A database of some 235 million YouTube, Instagram and TikTok profiles that was held by a now-shuttered company called Deep Social was left exposed without password protection or other authentication procedures, The Next Web reported on Thursday (Aug. 20).
The news site attributed information about the data exposure to researcher Bob Diachenko of security firm Comparitech.
A Wednesday (Aug. 19) report on news site Information Security stated, in part: “Diachenko first contacted Deep Social using the email address listed on its website to disclose the exposure. The administrators of Deep Social forwarded the disclosure to Social Data. The CTO of Social Data acknowledged the exposure, and the servers hosting the data were taken down about three hours later.”
Deep Social provided, among other things, social media data. The company reportedly is no longer operating.

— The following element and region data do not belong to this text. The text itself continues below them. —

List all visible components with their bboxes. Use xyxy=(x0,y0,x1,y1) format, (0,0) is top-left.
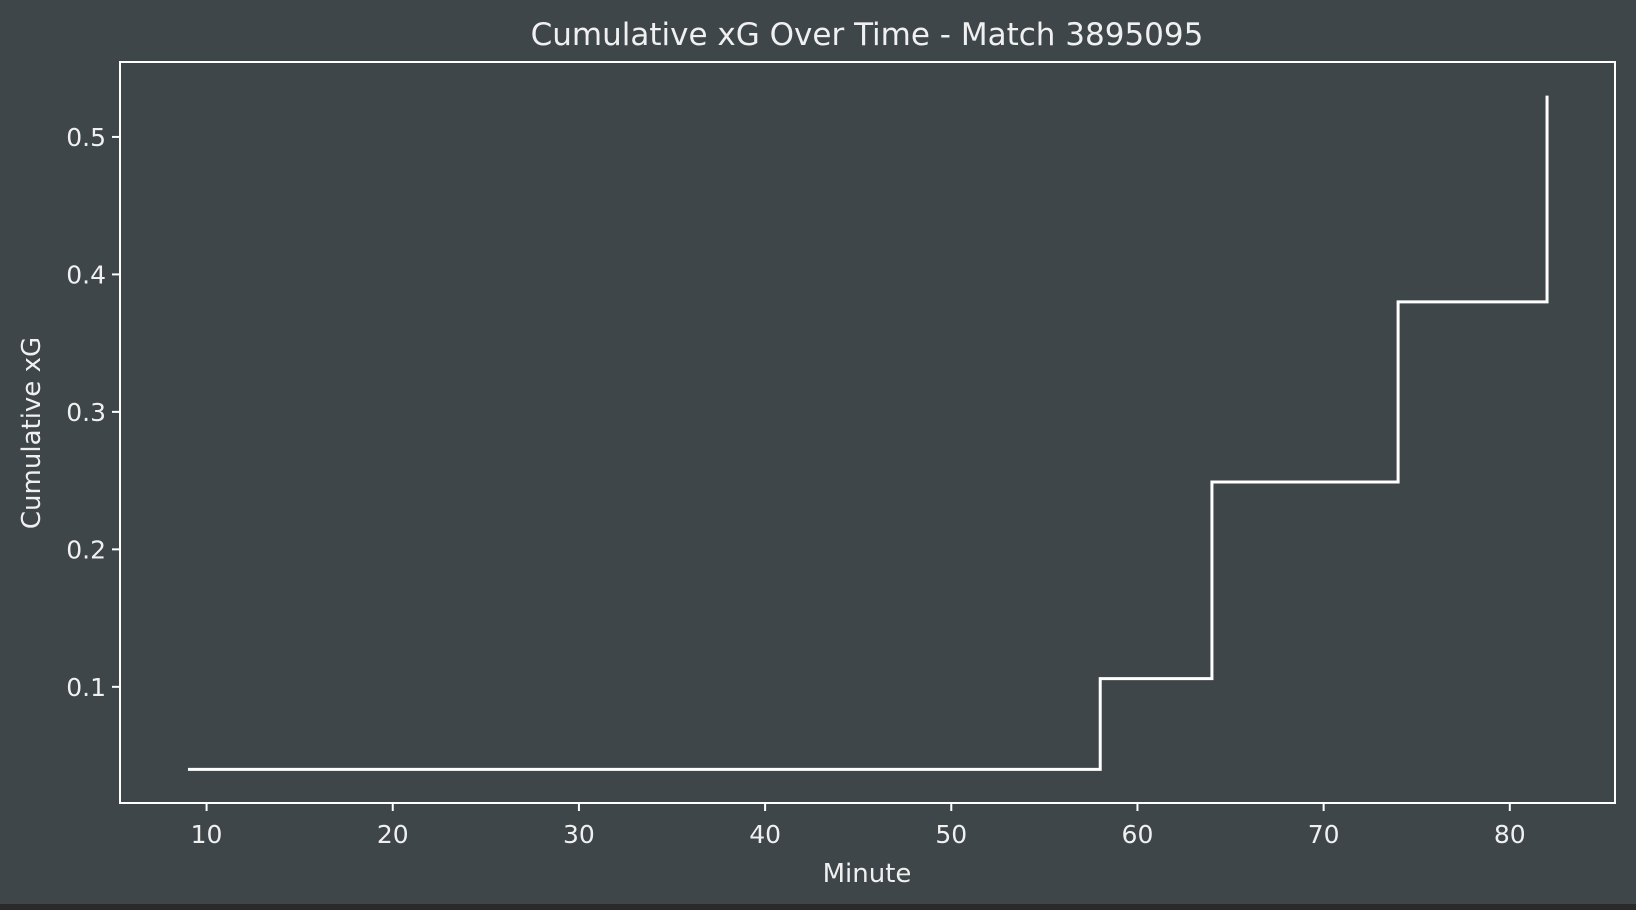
y-tick-label: 0.4 xyxy=(66,260,106,289)
y-tick-label: 0.2 xyxy=(66,535,106,564)
y-axis-ticks: 0.1 0.2 0.3 0.4 0.5 xyxy=(66,123,120,702)
y-axis-label: Cumulative xG xyxy=(17,337,47,529)
x-tick-label: 80 xyxy=(1494,820,1526,849)
x-axis-label: Minute xyxy=(823,859,912,889)
x-tick-label: 20 xyxy=(377,820,409,849)
cumulative-xg-step-line xyxy=(187,95,1549,771)
y-tick-label: 0.3 xyxy=(66,398,106,427)
x-tick-label: 40 xyxy=(749,820,781,849)
chart-title: Cumulative xG Over Time - Match 3895095 xyxy=(531,17,1204,53)
y-tick-label: 0.1 xyxy=(66,673,106,702)
x-tick-label: 30 xyxy=(563,820,595,849)
x-tick-label: 10 xyxy=(191,820,223,849)
x-tick-label: 70 xyxy=(1308,820,1340,849)
axes-background xyxy=(120,62,1615,803)
y-tick-label: 0.5 xyxy=(66,123,106,152)
x-axis-ticks: 10 20 30 40 50 60 70 80 xyxy=(191,803,1526,849)
axes-frame xyxy=(119,61,1616,804)
x-tick-label: 50 xyxy=(935,820,967,849)
x-tick-label: 60 xyxy=(1122,820,1154,849)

Social Data is in a similar business.
Information Security included an email, purportedly from Deep Social to Diachenko, which stated: “Please, note that the negative connotation that the data has been hacked implies that the information was obtained surreptitiously. This is simply not true; all of the data is available freely to ANYONE with internet access. I would appreciate it if you could ensure that this is made clear. Anyone could phish or contact any person that indicates telephone and email on his social network profile description in the same way, even without the existence of the database. […] Social networks themselves expose the data to outsiders – that is their business – open public networks and profiles. Those users who do not wish to provide information, make their accounts private.”
Web scraping is the process of using programs to fly through multiple layers of websites and copy information for later use. Although it is illegal, many operators of sites attempt to prohibit the practice through terms of service.
Though it is legal to have, the type of data Diachenko uncovered is dangerous because operators of social engineering attacks, such as phishing, can use it to wage targeted attacks on internet users.